Fig 4. Evolutionary properties of ISGs.

(A) For each nonhuman species, ISGs with one-to-one orthologs that were up-regulated in the human interferome and an identical number of random genes not differentially expressed by IFN stimulation were selected. dN and dS values were then retrieved from the Ensembl database. Histograms show dN/dS ratio values for ISGs (blue) and non-ISGs (red). Differences in the distribution of dN/dS values of the non-ISGs compared to ISGs were tested using the Kruskal–Wallis rank sum test and Wilcoxon rank sum test with continuity correction. (B) The extent of gene expansion was compared between ISGs and the genome as a whole. The y-axis represents the ratio between the number of genes for which there are paralogs (multiple) and those which are orthologs (single) as a proxy for gene expansion. Boxes and whiskers represent the values for 500 randomly selected non-ISGs, while ‘×’ represents the mean value for the ISGs for each species. With the exception of the sheep, all ISG values were above the median value. The code used for the random sampling and the generation of Fig 4A and 4B is provided in S3 Data and S4 Data, respectively, with the input file available as S5 Data. (C) Up- or down-regulated genes were divided into bins according to the number of species in which they were differentially expressed. The extent of gene expansion was calculated as panel B (S1 Data). A positive trend was identified for up-regulated genes whereby the greater the number of species which up-regulate a gene, the greater the likelihood of copies being retained (P < 0.05). IFN, interferon; ISGs, interferon-stimulated genes; K-W, Kruskal-Wallis; W, Wilcoxon rank sum test.

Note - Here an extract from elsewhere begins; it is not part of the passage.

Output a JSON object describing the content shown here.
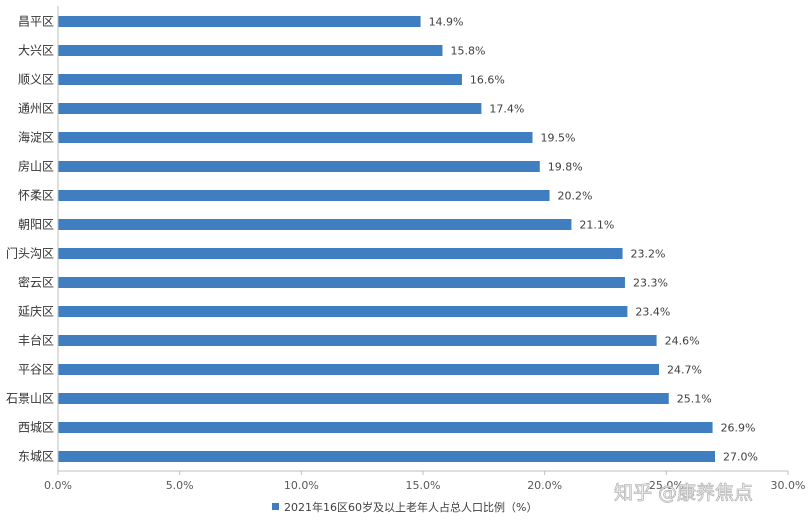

Fig 5. In silico screening of core^mamm ISGs in mammalian genomes.

(A) A heatmap displaying the results of a similarity search–based screen of 111 mammalian genomes for sequences disclosing homology to mammalian core ISGs. Each column represents a distinct mammalian species, while each row represents a core^mamm ISG. Numbers on the left of each row identify each ISG as listed in S3 Table. Column numbers refer to species (S4 Table). Colours are proportional to the number of matches found in each genome, normalised by the median hit count for that gene across the Mammalia. Because the method is based upon sequence-similarity screening, high count levels for a particular gene do not necessarily reflect gene expansion. Note that the grey boxes indicate that no matches were identified, either due to a bona fide deletion or as a result of relatively poor quality of the genomes. Note that only 79 core^mamm ISGs are included in the analysis. Some of the core^mamm ISGs were excluded from this analysis because of their high levels of similarity between each other posing a risk for spurious results. (B) A cartoon of syntenic loci showing the absence of IFIT3 and pseudogenisation of IFIT2 in cetaceans. ISGs, interferon-stimulated genes.